Although the veteran civil right leader's home base is Chicago, he's no stranger to Portland. In his endorsement of Smith, Jackson referred to working with the former two-term Multnomah County commissioner after Officer Ron Frashour of the Portland police fatally shot Aaron Campbell, an unarmed black man, in 2010.
"I've spent a lot of time working with Loretta for change," Jackson added. "From the tragic death of Aaron Campbell to the deadly MAX train attack in 2017, she's sought to keep violence from becoming Portland's brand. And I've watched as she's fought tough battles to not only demand justice for people like George Floyd, but to also demand that Portland's elected leadership create a different, improved reality for communities of color who have long been locked out of opportunity and progress."
Campbell's shooting touched off a firestorm in Portland. In a press conference here in 2010, Jackson called Campbell's killing "an execution."
Then-Portland Police Chief Mike Reese fired Frashour, but he was later reinstated by an arbitrator, who ruled he'd acted within Portland Police Bureau directives.

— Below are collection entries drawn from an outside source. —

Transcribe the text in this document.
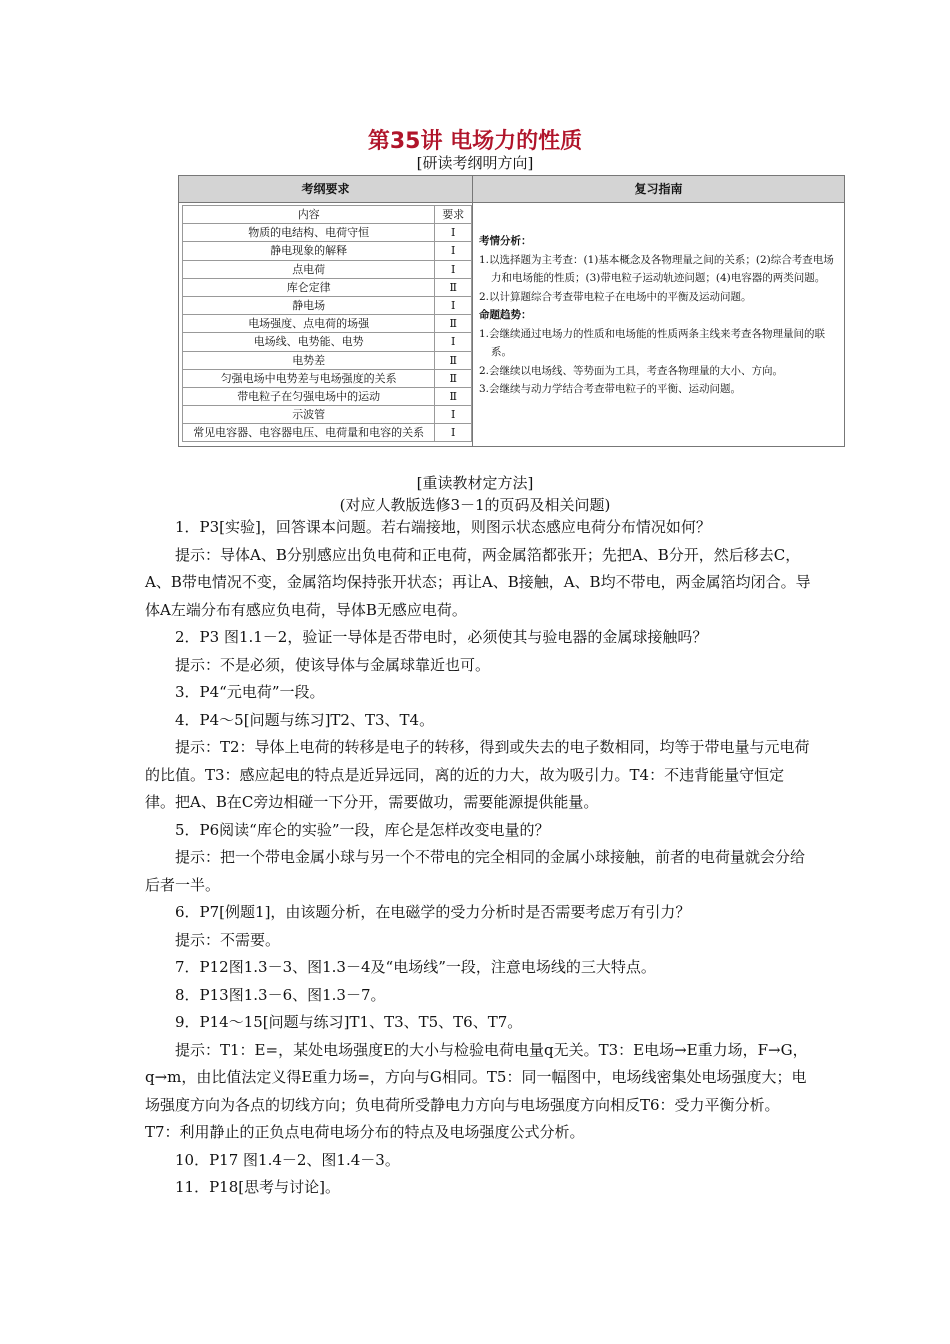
第35讲 电场力的性质
[研读考纲明方向]
考纲要求	复习指南
内容	要求
物质的电结构、电荷守恒	Ⅰ
静电现象的解释	Ⅰ
点电荷	Ⅰ
库仑定律	Ⅱ
静电场	Ⅰ
电场强度、点电荷的场强	Ⅱ
电场线、电势能、电势	Ⅰ
电势差	Ⅱ
匀强电场中电势差与电场强度的关系	Ⅱ
带电粒子在匀强电场中的运动	Ⅱ
示波管	Ⅰ
常见电容器、电容器电压、电荷量和电容的关系	Ⅰ
考情分析：
1.以选择题为主考查：(1)基本概念及各物理量之间的关系；(2)综合考查电场力和电场能的性质；(3)带电粒子运动轨迹问题；(4)电容器的两类问题。
2.以计算题综合考查带电粒子在电场中的平衡及运动问题。
命题趋势：
1.会继续通过电场力的性质和电场能的性质两条主线来考查各物理量间的联系。
2.会继续以电场线、等势面为工具，考查各物理量的大小、方向。
3.会继续与动力学结合考查带电粒子的平衡、运动问题。
[重读教材定方法]
(对应人教版选修3－1的页码及相关问题)

1．P3[实验]，回答课本问题。若右端接地，则图示状态感应电荷分布情况如何？

提示：导体A、B分别感应出负电荷和正电荷，两金属箔都张开；先把A、B分开，然后移去C，A、B带电情况不变，金属箔均保持张开状态；再让A、B接触，A、B均不带电，两金属箔均闭合。导体A左端分布有感应负电荷，导体B无感应电荷。

2．P3 图1.1－2，验证一导体是否带电时，必须使其与验电器的金属球接触吗？

提示：不是必须，使该导体与金属球靠近也可。

3．P4“元电荷”一段。

4．P4～5[问题与练习]T2、T3、T4。

提示：T2：导体上电荷的转移是电子的转移，得到或失去的电子数相同，均等于带电量与元电荷的比值。T3：感应起电的特点是近异远同，离的近的力大，故为吸引力。T4：不违背能量守恒定律。把A、B在C旁边相碰一下分开，需要做功，需要能源提供能量。

5．P6阅读“库仑的实验”一段，库仑是怎样改变电量的？

提示：把一个带电金属小球与另一个不带电的完全相同的金属小球接触，前者的电荷量就会分给后者一半。

6．P7[例题1]，由该题分析，在电磁学的受力分析时是否需要考虑万有引力？

提示：不需要。

7．P12图1.3－3、图1.3－4及“电场线”一段，注意电场线的三大特点。

8．P13图1.3－6、图1.3－7。

9．P14～15[问题与练习]T1、T3、T5、T6、T7。

提示：T1：E=，某处电场强度E的大小与检验电荷电量q无关。T3：E电场→E重力场，F→G，q→m，由比值法定义得E重力场=，方向与G相同。T5：同一幅图中，电场线密集处电场强度大；电场强度方向为各点的切线方向；负电荷所受静电力方向与电场强度方向相反T6：受力平衡分析。T7：利用静止的正负点电荷电场分布的特点及电场强度公式分析。

10．P17 图1.4－2、图1.4－3。

11．P18[思考与讨论]。
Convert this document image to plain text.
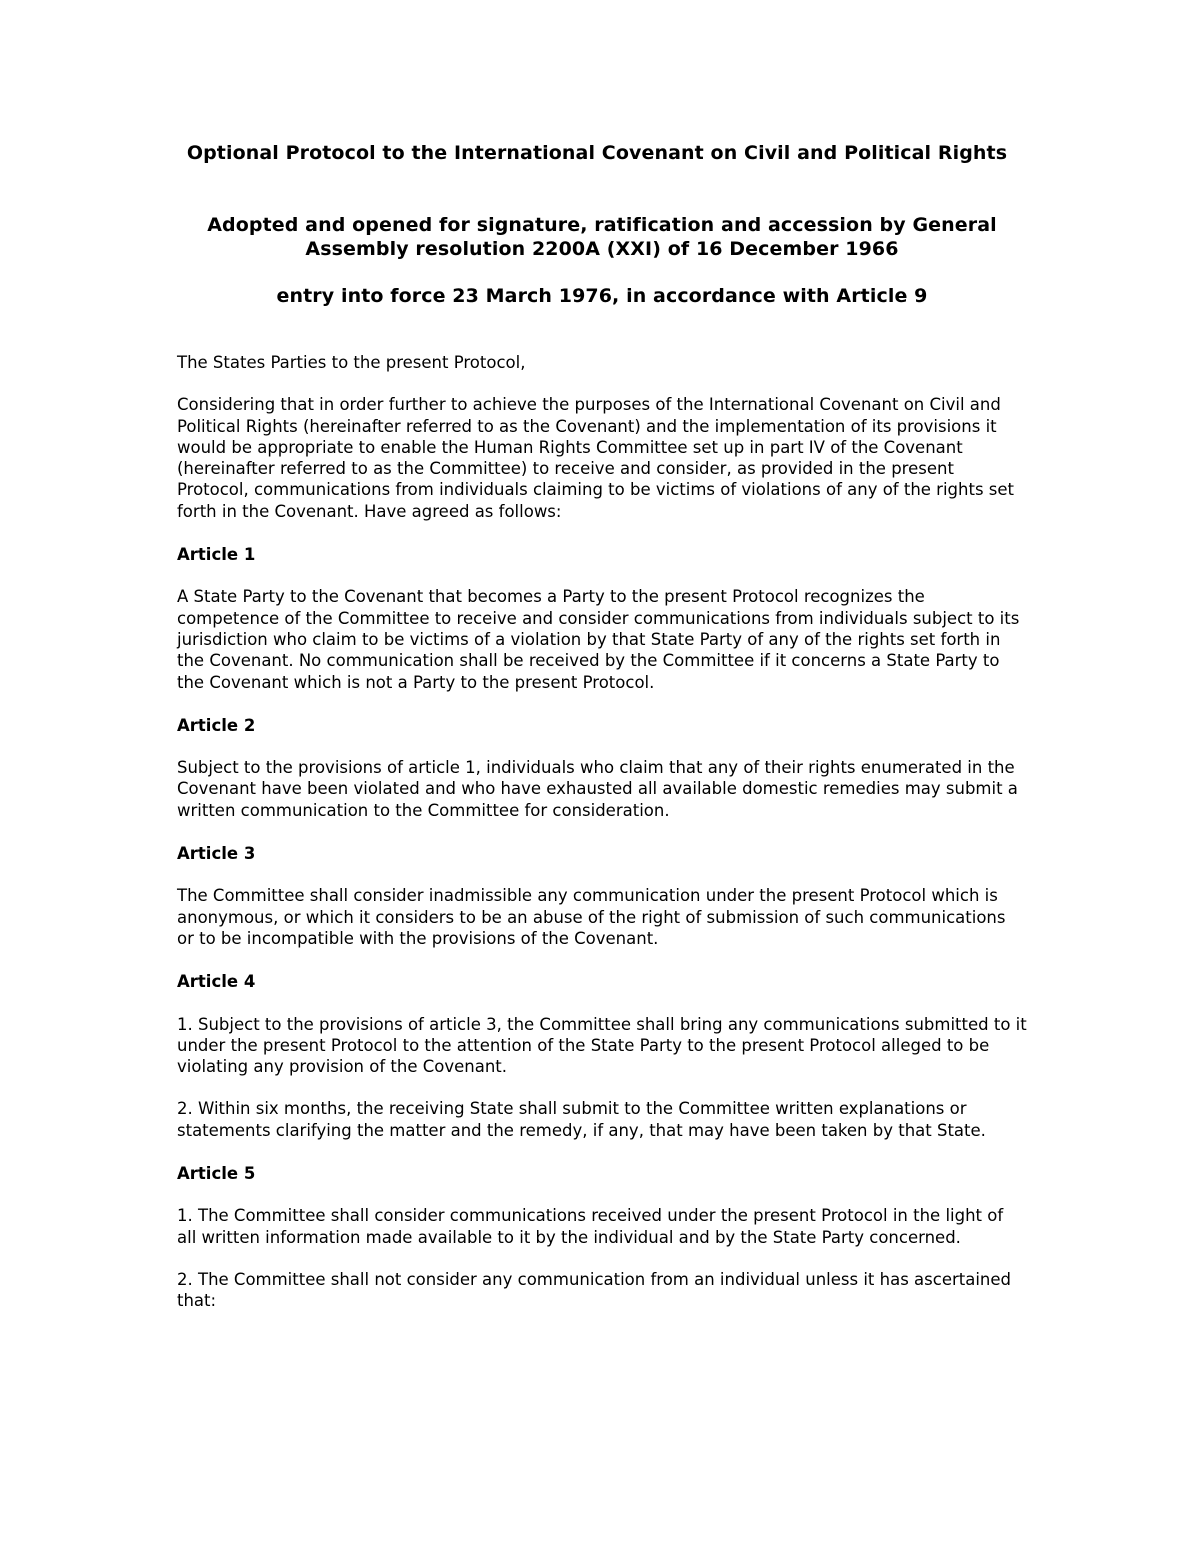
Optional Protocol to the International Covenant on Civil and Political Rights

Adopted and opened for signature, ratification and accession by General Assembly resolution 2200A (XXI) of 16 December 1966

entry into force 23 March 1976, in accordance with Article 9

The States Parties to the present Protocol,

Considering that in order further to achieve the purposes of the International Covenant on Civil and Political Rights (hereinafter referred to as the Covenant) and the implementation of its provisions it would be appropriate to enable the Human Rights Committee set up in part IV of the Covenant (hereinafter referred to as the Committee) to receive and consider, as provided in the present Protocol, communications from individuals claiming to be victims of violations of any of the rights set forth in the Covenant. Have agreed as follows:

Article 1

A State Party to the Covenant that becomes a Party to the present Protocol recognizes the competence of the Committee to receive and consider communications from individuals subject to its jurisdiction who claim to be victims of a violation by that State Party of any of the rights set forth in the Covenant. No communication shall be received by the Committee if it concerns a State Party to the Covenant which is not a Party to the present Protocol.

Article 2

Subject to the provisions of article 1, individuals who claim that any of their rights enumerated in the Covenant have been violated and who have exhausted all available domestic remedies may submit a written communication to the Committee for consideration.

Article 3

The Committee shall consider inadmissible any communication under the present Protocol which is anonymous, or which it considers to be an abuse of the right of submission of such communications or to be incompatible with the provisions of the Covenant.

Article 4

1. Subject to the provisions of article 3, the Committee shall bring any communications submitted to it under the present Protocol to the attention of the State Party to the present Protocol alleged to be violating any provision of the Covenant.

2. Within six months, the receiving State shall submit to the Committee written explanations or statements clarifying the matter and the remedy, if any, that may have been taken by that State.

Article 5

1. The Committee shall consider communications received under the present Protocol in the light of all written information made available to it by the individual and by the State Party concerned.

2. The Committee shall not consider any communication from an individual unless it has ascertained that:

Then-Mayor Sam Adams refused to reinstate Frashour despite the arbitrator's decision, appealing the case until 2015, when the Oregon Court of Appeals ordered the officer reinstated.
Smith, who faces Dan Ryan, former executive director of the educational non-profit All Hands Raised, in the Aug. 11 special election to replace Fish, celebrated Jackson's endorsement of her.
"I am beyond excited and deeply honored to have the support of one of the greatest civil rights leaders in history for my bid for Portland City Council," Smith said in a statement. "We have a lot of work to get done, and I know the people of Portland will be well served by having Rev. Jackson, who fought alongside Dr. Martin Luther King Jr. at the table with us to figure things out. I've dedicated my entire life to public service, and I can't fully express what it means to be supported in this way. While we're fighting for a better Portland for all, Rev. Jackson will be right there fighting alongside us."